Voilà un livre politique qui a su faire pas mal de bruit autour de lui, un peu à l’image du précédent bestseller du PTB, Comment osent-ils, écrit par le président du parti Peter Mertens. Cette fois-ci, c’est Raoul qui s’y colle, dans son style particulier où les arguments côtoient les traits d’humour.

Ce livre est basé sur le parcours de l’actuel porte-parole du PTB, divers éléments de sa vie servant à présenter le PTB ainsi qu’une partie de ses idées. Le chapitre ‘‘Délit de discothèque’’ est ainsi consacré au racisme à partir des discriminations subies à l’entrée des boîtes de nuit. Sont ainsi abordées la question communautaire à partir de sa situation familiale (des parents flamands installés en Wallonie), la problématique de l’enseignement à travers les mobilisations contre les plans Lebrun (1994) et Onkelinx (1995-1996),…

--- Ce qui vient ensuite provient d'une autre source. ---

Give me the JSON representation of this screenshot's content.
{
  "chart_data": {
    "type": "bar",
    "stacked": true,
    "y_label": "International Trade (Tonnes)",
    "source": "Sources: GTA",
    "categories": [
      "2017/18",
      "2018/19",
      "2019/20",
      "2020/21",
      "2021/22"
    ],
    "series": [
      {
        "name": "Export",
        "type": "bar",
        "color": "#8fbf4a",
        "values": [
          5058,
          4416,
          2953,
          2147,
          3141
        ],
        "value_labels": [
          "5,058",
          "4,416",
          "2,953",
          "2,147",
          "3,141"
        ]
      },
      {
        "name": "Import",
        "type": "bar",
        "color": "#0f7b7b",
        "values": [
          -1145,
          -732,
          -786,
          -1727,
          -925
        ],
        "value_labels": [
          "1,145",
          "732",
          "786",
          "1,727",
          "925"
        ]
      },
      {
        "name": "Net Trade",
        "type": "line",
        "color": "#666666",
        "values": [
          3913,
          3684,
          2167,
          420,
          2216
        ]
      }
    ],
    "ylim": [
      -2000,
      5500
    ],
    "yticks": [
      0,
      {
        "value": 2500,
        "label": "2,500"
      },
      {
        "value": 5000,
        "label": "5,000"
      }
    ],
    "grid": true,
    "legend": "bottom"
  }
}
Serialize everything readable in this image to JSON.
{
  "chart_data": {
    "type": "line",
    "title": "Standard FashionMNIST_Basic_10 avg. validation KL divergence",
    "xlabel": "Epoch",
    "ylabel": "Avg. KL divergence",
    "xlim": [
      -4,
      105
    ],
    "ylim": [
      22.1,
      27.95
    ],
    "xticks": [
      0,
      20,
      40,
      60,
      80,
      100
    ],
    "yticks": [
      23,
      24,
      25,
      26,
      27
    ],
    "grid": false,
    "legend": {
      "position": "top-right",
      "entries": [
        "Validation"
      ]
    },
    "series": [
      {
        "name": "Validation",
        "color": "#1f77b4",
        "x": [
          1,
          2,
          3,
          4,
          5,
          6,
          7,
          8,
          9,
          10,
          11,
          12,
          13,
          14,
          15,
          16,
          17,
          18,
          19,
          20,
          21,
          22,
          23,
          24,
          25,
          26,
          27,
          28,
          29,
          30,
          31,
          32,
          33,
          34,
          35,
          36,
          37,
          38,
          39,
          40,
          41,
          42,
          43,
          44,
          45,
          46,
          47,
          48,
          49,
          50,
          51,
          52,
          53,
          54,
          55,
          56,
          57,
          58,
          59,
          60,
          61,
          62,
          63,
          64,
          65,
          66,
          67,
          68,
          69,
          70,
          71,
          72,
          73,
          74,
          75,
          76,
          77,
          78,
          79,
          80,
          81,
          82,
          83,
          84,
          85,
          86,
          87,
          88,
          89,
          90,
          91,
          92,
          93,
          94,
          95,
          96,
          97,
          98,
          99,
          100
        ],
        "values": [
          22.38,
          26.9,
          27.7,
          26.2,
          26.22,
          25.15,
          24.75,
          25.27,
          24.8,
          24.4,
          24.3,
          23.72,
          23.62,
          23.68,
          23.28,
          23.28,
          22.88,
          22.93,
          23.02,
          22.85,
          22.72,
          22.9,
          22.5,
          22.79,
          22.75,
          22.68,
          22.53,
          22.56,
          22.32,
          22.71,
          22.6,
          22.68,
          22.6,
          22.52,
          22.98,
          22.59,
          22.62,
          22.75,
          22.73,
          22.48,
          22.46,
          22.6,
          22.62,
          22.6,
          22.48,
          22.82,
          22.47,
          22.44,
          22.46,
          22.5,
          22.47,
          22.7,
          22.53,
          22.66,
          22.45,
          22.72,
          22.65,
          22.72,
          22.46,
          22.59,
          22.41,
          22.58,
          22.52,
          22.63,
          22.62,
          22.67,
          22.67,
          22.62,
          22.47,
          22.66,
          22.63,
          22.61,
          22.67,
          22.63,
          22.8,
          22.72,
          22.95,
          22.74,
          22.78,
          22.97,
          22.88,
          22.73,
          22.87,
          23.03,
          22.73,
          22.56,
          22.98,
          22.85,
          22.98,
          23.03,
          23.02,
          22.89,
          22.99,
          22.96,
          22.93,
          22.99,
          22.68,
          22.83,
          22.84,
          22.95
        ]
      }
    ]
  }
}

On peut ou non apprécier cette présentation politique extrêmement personnalisée, et dorénavant typique du PTB, mais cette forme de ‘‘dialogue’’ a très certainement rendu l’ouvrage plus digeste pour de nombreux lecteurs qui ont ainsi pu (re)découvrir de nombreux faits et données dévoilés par le service d’étude du PTB (notamment dans le domaine de la fiscalité). Mais l’on peut trouver au fil des pages diverses choses qui ont beaucoup moins bénéficié des largesses médiatiques.

C’est notamment le cas de la démocratie économique. ‘‘Les droits de l’homme s’arrêtent aux portes de l’entreprise’’ est-il dénoncé, ‘‘les gens passent 7 à 10 heures par jour dans une entreprise et ils ont intégré le fait qu’ils n’ont rien à dire sur ce qu’ils produisent. Et ceux et celles qui les défendent sont menacés d’être licenciés. (…) Dans une société démocratique normale, nous aurions un débat entre tous les travailleurs pour décider de ce qu’on fait [de la production].’’ Et plus loin, toujours au sujet de ces aspects de démocratie ouvrière ; ‘‘la dynamique démocratique et électorale dans les entreprises lors des élections sociales est finalement très peu médiatisée, mais elle relève d’une plus grande dynamique que la démocratie politique. 1,3 million de travailleurs qui élisent 44.000 représentants syndicaux, ce n’est pas rien. Et encore, seul un tiers des travailleurs bénéficient de ce droit d’expression [puisque les élections sociales ne sont pas organisées dans les entreprises de moins de 50 travailleurs].’’ A cela s’ajoutent encore divers éléments de vulgarisation du marxisme du point de vue économique ou encore de la manière de voir l’histoire en fonction des systèmes de production.

Contrôle public sur la production : oui ou non ?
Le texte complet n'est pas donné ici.